The assertion came on the first day of the trial of Bridget Anne Kelly and Bill Baroni, who are accused of deliberately closing access lanes to the bridge to paralyse traffic in Fort Lee, New Jersey, over several mornings during the first week of school in September 2013.
Prosecutors say the goal was to retaliate against Mayor Mark Sokolich, a Democrat who refused to cross party lines to back Christie, a Republican.
A former Port Authority official, David Wildstein, pleaded guilty and is expected to testify that he conspired with Kelly and Baroni to punish Sokolich and cover up their crimes until the scheme came to light weeks later.
"During those precious few minutes, they bragged about the fact that there were traffic problems in Fort Lee and that Mayor Sokolich was not getting his calls returned," Assistant US Attorney Vikas Khanna told jurors in federal court in Newark, New Jersey.In his opening statement, a prosecutor said today that Wildstein and Baroni spoke to the Governor on the third day of the traffic jams during a September 11 memorial at the World Trade Centre in New York.
Christie has denied he knew anything of the traffic plot until weeks after it happened.
Spokesman Jeremy Rosen declined to comment today, citing the Governor's earlier statements that he didn't know about the lane closings at the time. Wildstein's lawyer had previously said "evidence exists" that Christie knew about the lane closings when they occurred.

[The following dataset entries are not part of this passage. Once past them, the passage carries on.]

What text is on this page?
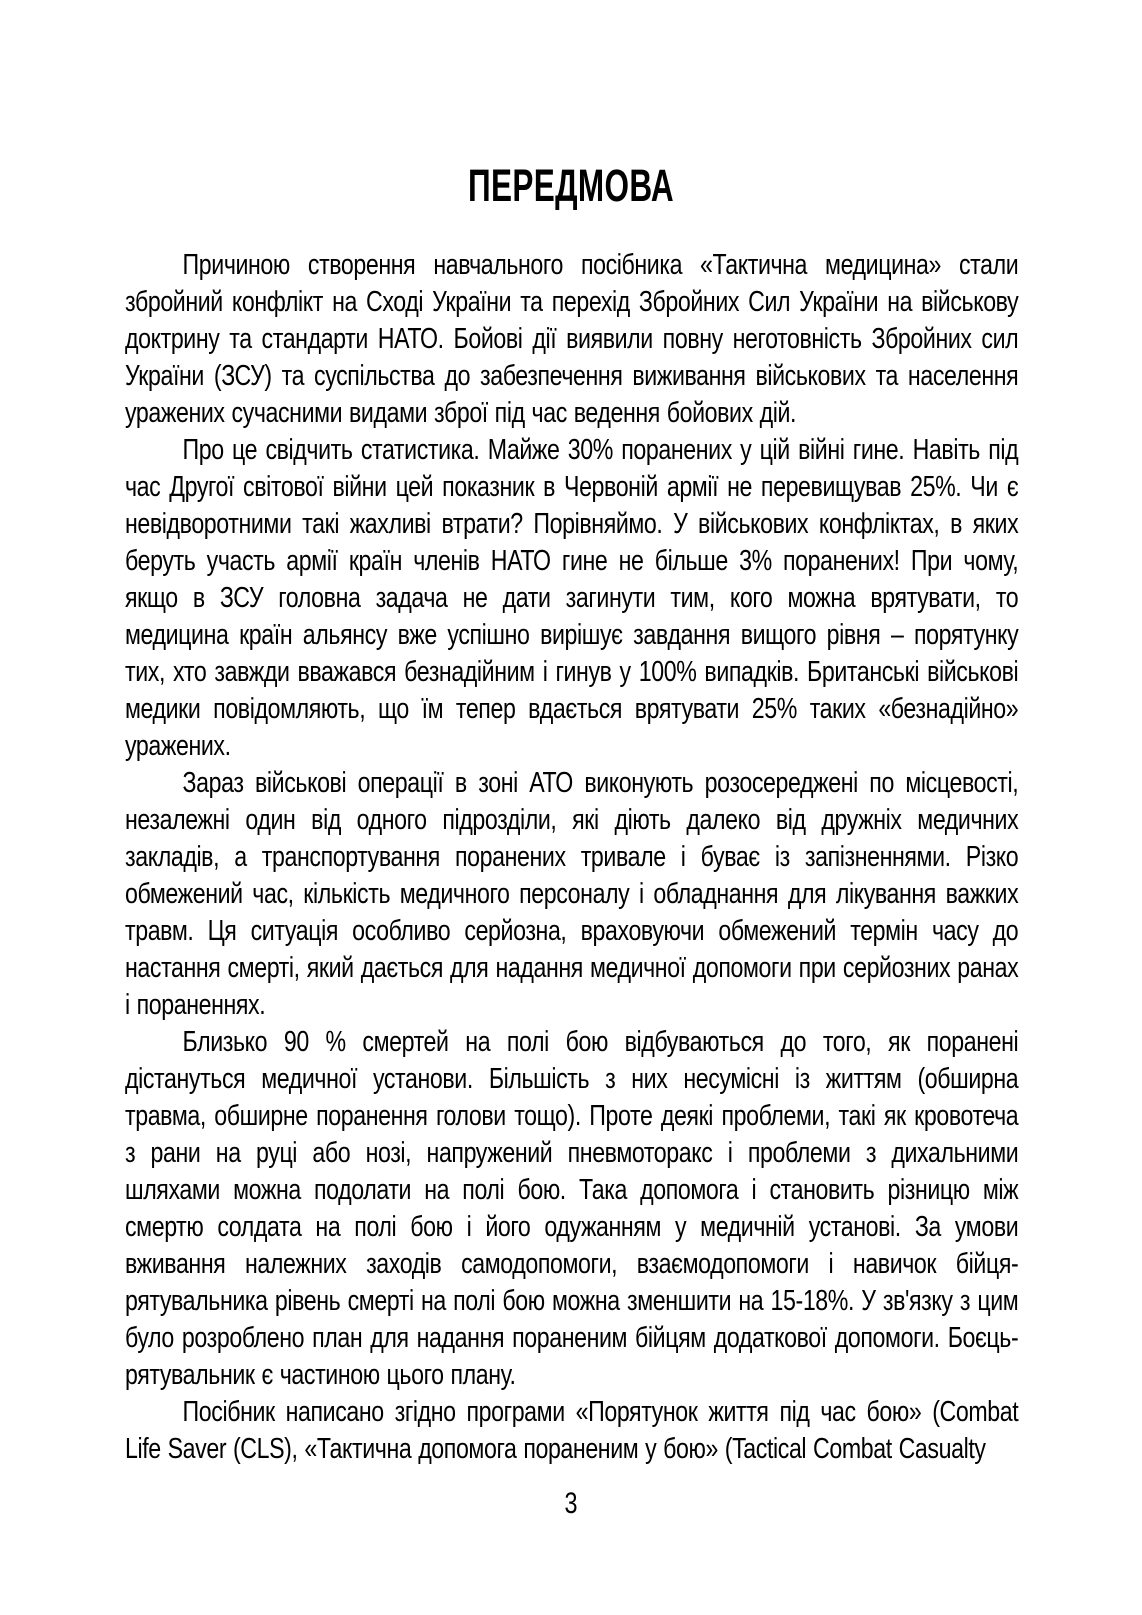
ПЕРЕДМОВА

Причиною створення навчального посібника «Тактична медицина» стали збройний конфлікт на Сході України та перехід Збройних Сил України на військову доктрину та стандарти НАТО. Бойові дії виявили повну неготовність Збройних сил України (ЗСУ) та суспільства до забезпечення виживання військових та населення уражених сучасними видами зброї під час ведення бойових дій.

Про це свідчить статистика. Майже 30% поранених у цій війні гине. Навіть під час Другої світової війни цей показник в Червоній армії не перевищував 25%. Чи є невідворотними такі жахливі втрати? Порівняймо. У військових конфліктах, в яких беруть участь армії країн членів НАТО гине не більше 3% поранених! При чому, якщо в ЗСУ головна задача не дати загинути тим, кого можна врятувати, то медицина країн альянсу вже успішно вирішує завдання вищого рівня – порятунку тих, хто завжди вважався безнадійним і гинув у 100% випадків. Британські військові медики повідомляють, що їм тепер вдається врятувати 25% таких «безнадійно» уражених.

Зараз військові операції в зоні АТО виконують розосереджені по місцевості, незалежні один від одного підрозділи, які діють далеко від дружніх медичних закладів, а транспортування поранених тривале і буває із запізненнями. Різко обмежений час, кількість медичного персоналу і обладнання для лікування важких травм. Ця ситуація особливо серйозна, враховуючи обмежений термін часу до настання смерті, який дається для надання медичної допомоги при серйозних ранах і пораненнях.

Близько 90 % смертей на полі бою відбуваються до того, як поранені дістануться медичної установи. Більшість з них несумісні із життям (обширна травма, обширне поранення голови тощо). Проте деякі проблеми, такі як кровотеча з рани на руці або нозі, напружений пневмоторакс і проблеми з дихальними шляхами можна подолати на полі бою. Така допомога і становить різницю між смертю солдата на полі бою і його одужанням у медичній установі. За умови вживання належних заходів самодопомоги, взаємодопомоги і навичок бійця-рятувальника рівень смерті на полі бою можна зменшити на 15-18%. У зв'язку з цим було розроблено план для надання пораненим бійцям додаткової допомоги. Боєць-рятувальник є частиною цього плану.

Посібник написано згідно програми «Порятунок життя під час бою» (Combat Life Saver (CLS), «Тактична допомога пораненим у бою» (Tactical Combat Casualty

3
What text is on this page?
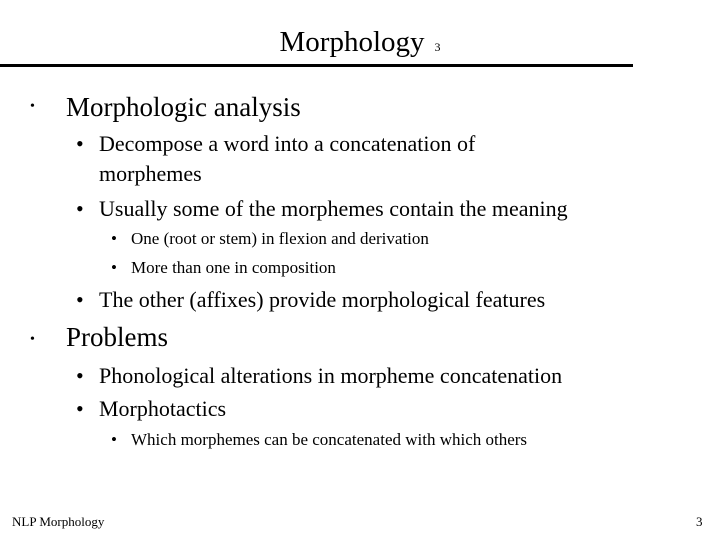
Morphology 3
• Morphologic analysis
• Decompose a word into a concatenation of
morphemes
• Usually some of the morphemes contain the meaning
• One (root or stem) in flexion and derivation
• More than one in composition
• The other (affixes) provide morphological features
• Problems
• Phonological alterations in morpheme concatenation
• Morphotactics
• Which morphemes can be concatenated with which others
NLP Morphology	3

While Christie's political opponents have investigated the closings, and he commissioned a probe that cleared him of wrongdoing, this marked the first time a prosecutor publicly endorsed Wildstein's view that Christie knew of the plot as it was happening.
Kelly, Christie's former deputy chief of staff, and Baroni, the former deputy executive director at the Port Authority of New York & New Jersey, have pleaded not guilty and promise a defence that will shed light on the inner workings of Christie's Administration.
In their opening statements, lawyers for Baroni and Kelly derided Wildstein, 54, as a serial liar, a lifelong manipulator and a political operative who was Christie's enforcer to help him in his quest for the White House. They said Wildstein will lie to the jury about Kelly and Baroni to try to please prosecutors and avoid prison when he's sentenced.
"David Wildstein is a vicious guy" who was Christie's "fixer," Michael Baldassare, Baroni's lawyer, told the jury. "He's a bully," Baldassare said before resorting to profanities to describe him.
As recently as yesterday, Christie said he didn't know anything about the lane closures until later and would be willing to testify at the trial if called to do so.
"I would have no problem if called to testify by either side," Christie, now a top campaign adviser to Republican presidential nominee Donald Trump, said on CNN. "But the fact is that I won't because I really don't have any knowledge of this incident at all."